Answer
Have to prove
a)P(1, 1) is true and P(n, k) → [P(n + 1, k) ∧ P(n, k + 1)] is true for all positive integers n and k.
b) P(1, k) is true for all positive integers k, and P(n, k) → P(n + 1, k) is true for all positive integers
n and k.
c) P(n, 1) is true for all positive integers n, and P(n, k) → P(n, k + 1) is true for all positive integers n and k.
Work Step by Step
--In each case,
- give a proof by contradiction based on a “smallest counterexample,” that is, values of n and k such that P(n, k) is not true and n and k are smallest in some sense.
a)
- -Choose a counterexample with n + k as small as possible.

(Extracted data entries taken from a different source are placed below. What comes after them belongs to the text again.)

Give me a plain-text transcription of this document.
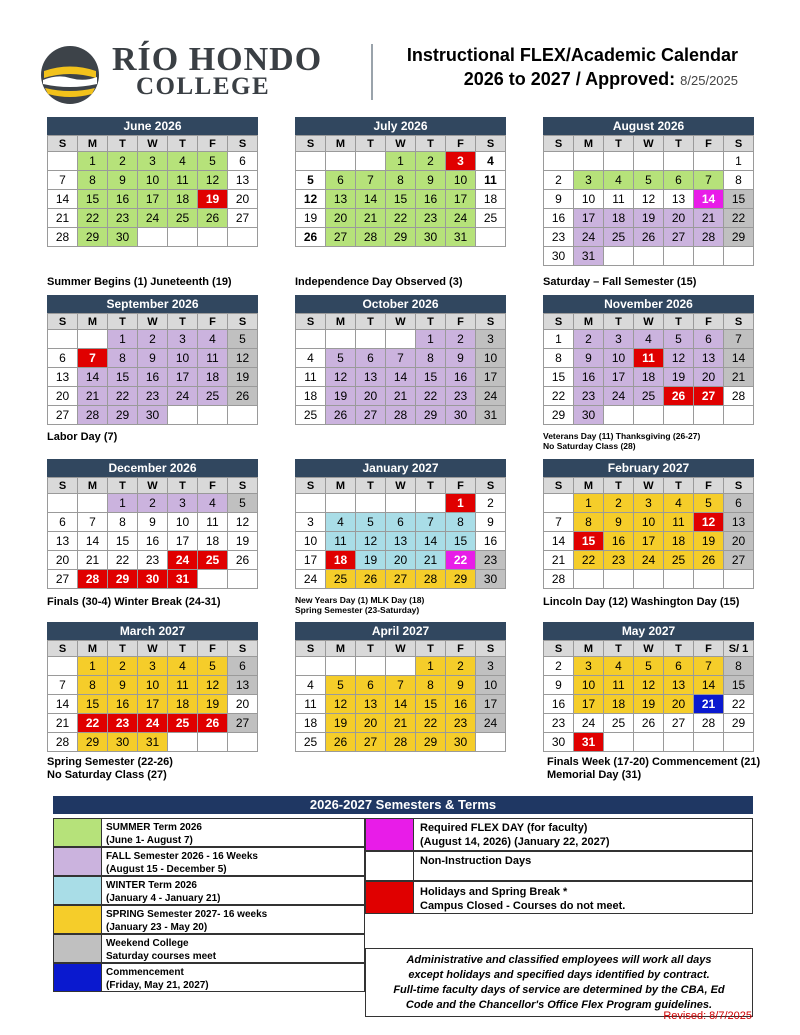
RÍO HONDO
COLLEGE
Instructional FLEX/Academic Calendar
2026 to 2027 / Approved: 8/25/2025
June 2026
S	M	T	W	T	F	S
	1	2	3	4	5	6
7	8	9	10	11	12	13
14	15	16	17	18	19	20
21	22	23	24	25	26	27
28	29	30				
July 2026
S	M	T	W	T	F	S
			1	2	3	4
5	6	7	8	9	10	11
12	13	14	15	16	17	18
19	20	21	22	23	24	25
26	27	28	29	30	31	
August 2026
S	M	T	W	T	F	S
						1
2	3	4	5	6	7	8
9	10	11	12	13	14	15
16	17	18	19	20	21	22
23	24	25	26	27	28	29
30	31					
September 2026
S	M	T	W	T	F	S
		1	2	3	4	5
6	7	8	9	10	11	12
13	14	15	16	17	18	19
20	21	22	23	24	25	26
27	28	29	30			
October 2026
S	M	T	W	T	F	S
				1	2	3
4	5	6	7	8	9	10
11	12	13	14	15	16	17
18	19	20	21	22	23	24
25	26	27	28	29	30	31
November 2026
S	M	T	W	T	F	S
1	2	3	4	5	6	7
8	9	10	11	12	13	14
15	16	17	18	19	20	21
22	23	24	25	26	27	28
29	30					
December 2026
S	M	T	W	T	F	S
		1	2	3	4	5
6	7	8	9	10	11	12
13	14	15	16	17	18	19
20	21	22	23	24	25	26
27	28	29	30	31		
January 2027
S	M	T	W	T	F	S
					1	2
3	4	5	6	7	8	9
10	11	12	13	14	15	16
17	18	19	20	21	22	23
24	25	26	27	28	29	30
February 2027
S	M	T	W	T	F	S
	1	2	3	4	5	6
7	8	9	10	11	12	13
14	15	16	17	18	19	20
21	22	23	24	25	26	27
28						
March 2027
S	M	T	W	T	F	S
	1	2	3	4	5	6
7	8	9	10	11	12	13
14	15	16	17	18	19	20
21	22	23	24	25	26	27
28	29	30	31			
April 2027
S	M	T	W	T	F	S
				1	2	3
4	5	6	7	8	9	10
11	12	13	14	15	16	17
18	19	20	21	22	23	24
25	26	27	28	29	30	
May 2027
S	M	T	W	T	F	S/ 1
2	3	4	5	6	7	8
9	10	11	12	13	14	15
16	17	18	19	20	21	22
23	24	25	26	27	28	29
30	31					
Summer Begins (1) Juneteenth (19)	Independence Day Observed (3)	Saturday – Fall Semester (15)
Labor Day (7)	Veterans Day (11) Thanksgiving (26-27)
No Saturday Class (28)
Finals (30-4) Winter Break (24-31)	New Years Day (1) MLK Day (18)
Spring Semester (23-Saturday)
Lincoln Day (12) Washington Day (15)
Spring Semester (22-26)
No Saturday Class (27)
Finals Week (17-20) Commencement (21)
Memorial Day (31)
2026-2027 Semesters & Terms
SUMMER Term 2026
(June 1- August 7)
FALL Semester 2026 - 16 Weeks
(August 15 - December 5)
WINTER Term 2026
(January 4 - January 21)
SPRING Semester 2027- 16 weeks
(January 23 - May 20)
Weekend College
Saturday courses meet
Commencement
(Friday, May 21, 2027)
Required FLEX DAY (for faculty)
(August 14, 2026) (January 22, 2027)
Non-Instruction Days
Holidays and Spring Break *
Campus Closed - Courses do not meet.
Administrative and classified employees will work all days
except holidays and specified days identified by contract.
Full-time faculty days of service are determined by the CBA, Ed
Code and the Chancellor's Office Flex Program guidelines.
Revised: 8/7/2025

We cannot have n = 1 and k = 1,
-because we are given that P(1, 1) is true.
Therefore, either n > 1 or k > 1. In the former case, by our choice of counterexample,
we know that P(n−1, k) is true. But the inductive step then forces P(n, k)

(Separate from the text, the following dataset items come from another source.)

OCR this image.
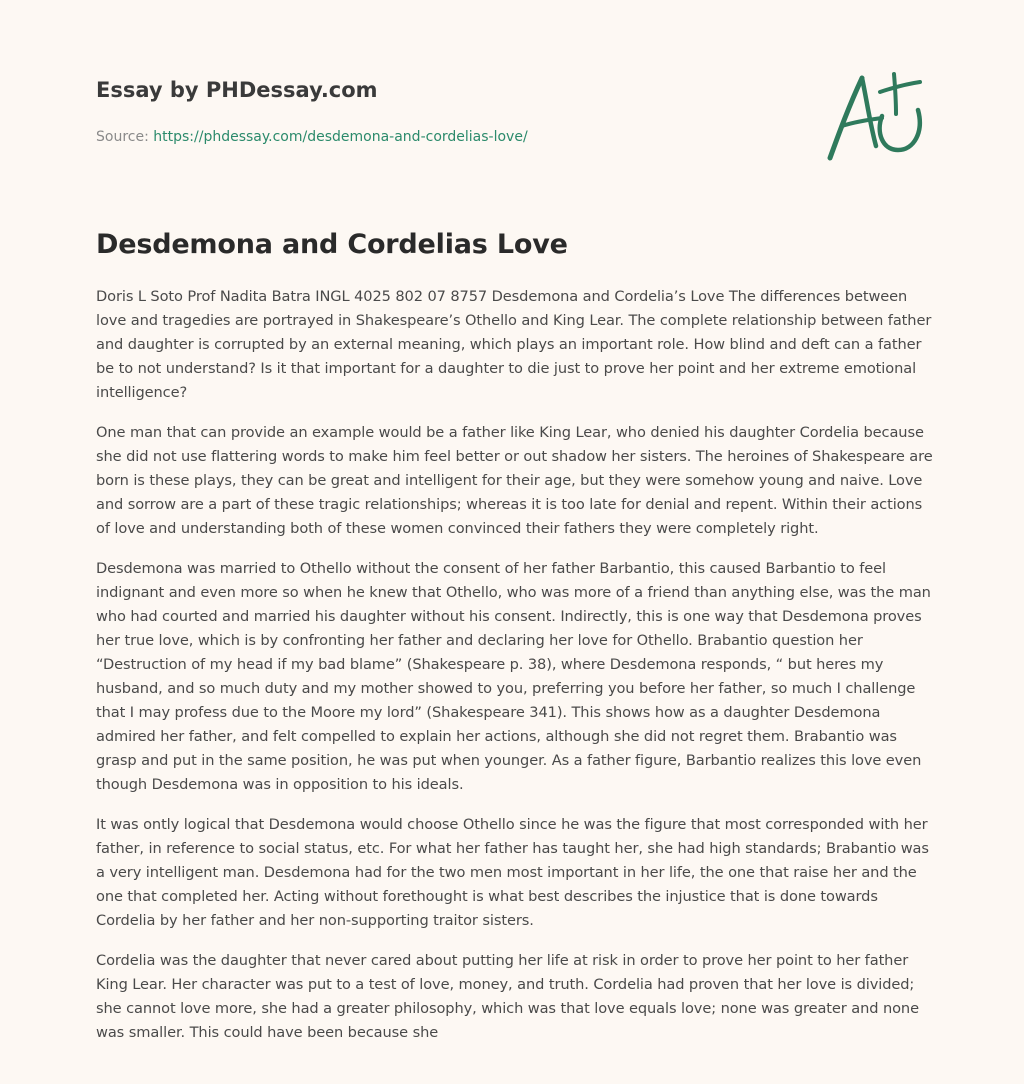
Essay by PHDessay.com
Source: https://phdessay.com/desdemona-and-cordelias-love/
Desdemona and Cordelias Love

Doris L Soto Prof Nadita Batra INGL 4025 802 07 8757 Desdemona and Cordelia’s Love The differences between love and tragedies are portrayed in Shakespeare’s Othello and King Lear. The complete relationship between father and daughter is corrupted by an external meaning, which plays an important role. How blind and deft can a father be to not understand? Is it that important for a daughter to die just to prove her point and her extreme emotional intelligence?

One man that can provide an example would be a father like King Lear, who denied his daughter Cordelia because she did not use flattering words to make him feel better or out shadow her sisters. The heroines of Shakespeare are born is these plays, they can be great and intelligent for their age, but they were somehow young and naive. Love and sorrow are a part of these tragic relationships; whereas it is too late for denial and repent. Within their actions of love and understanding both of these women convinced their fathers they were completely right.

Desdemona was married to Othello without the consent of her father Barbantio, this caused Barbantio to feel indignant and even more so when he knew that Othello, who was more of a friend than anything else, was the man who had courted and married his daughter without his consent. Indirectly, this is one way that Desdemona proves her true love, which is by confronting her father and declaring her love for Othello. Brabantio question her “Destruction of my head if my bad blame” (Shakespeare p. 38), where Desdemona responds, “ but heres my husband, and so much duty and my mother showed to you, preferring you before her father, so much I challenge that I may profess due to the Moore my lord” (Shakespeare 341). This shows how as a daughter Desdemona admired her father, and felt compelled to explain her actions, although she did not regret them. Brabantio was grasp and put in the same position, he was put when younger. As a father figure, Barbantio realizes this love even though Desdemona was in opposition to his ideals.

It was ontly logical that Desdemona would choose Othello since he was the figure that most corresponded with her father, in reference to social status, etc. For what her father has taught her, she had high standards; Brabantio was a very intelligent man. Desdemona had for the two men most important in her life, the one that raise her and the one that completed her. Acting without forethought is what best describes the injustice that is done towards Cordelia by her father and her non-supporting traitor sisters.

Cordelia was the daughter that never cared about putting her life at risk in order to prove her point to her father King Lear. Her character was put to a test of love, money, and truth. Cordelia had proven that her love is divided; she cannot love more, she had a greater philosophy, which was that love equals love; none was greater and none was smaller. This could have been because she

to be true, a contradiction.The latter case is similar.
So our supposition that there is a counterexample mest be wrong,
and P(n, k) is true in all cases.
b)
-- Choose a counterexample
with n as small as possible.
- We cannot have n = 1,
- because we are given that P(1, k) is true for all k. Therefore, n > 1.
By our choice of counterexample,
- we know that P(n − 1, k) is true.
But the inductive step then forces P(n, k) to be true, a contradiction.
c)
--Choose a counterexample with k as small as possible.
We cannot have k = 1, because we are given that P(n, 1) is true for all n. Therefore, k > 1.
- By our choice of counterexample,
- we know that P(n, k − 1) is true.
But the inductive step then forces P(n, k) to be true, a contradiction.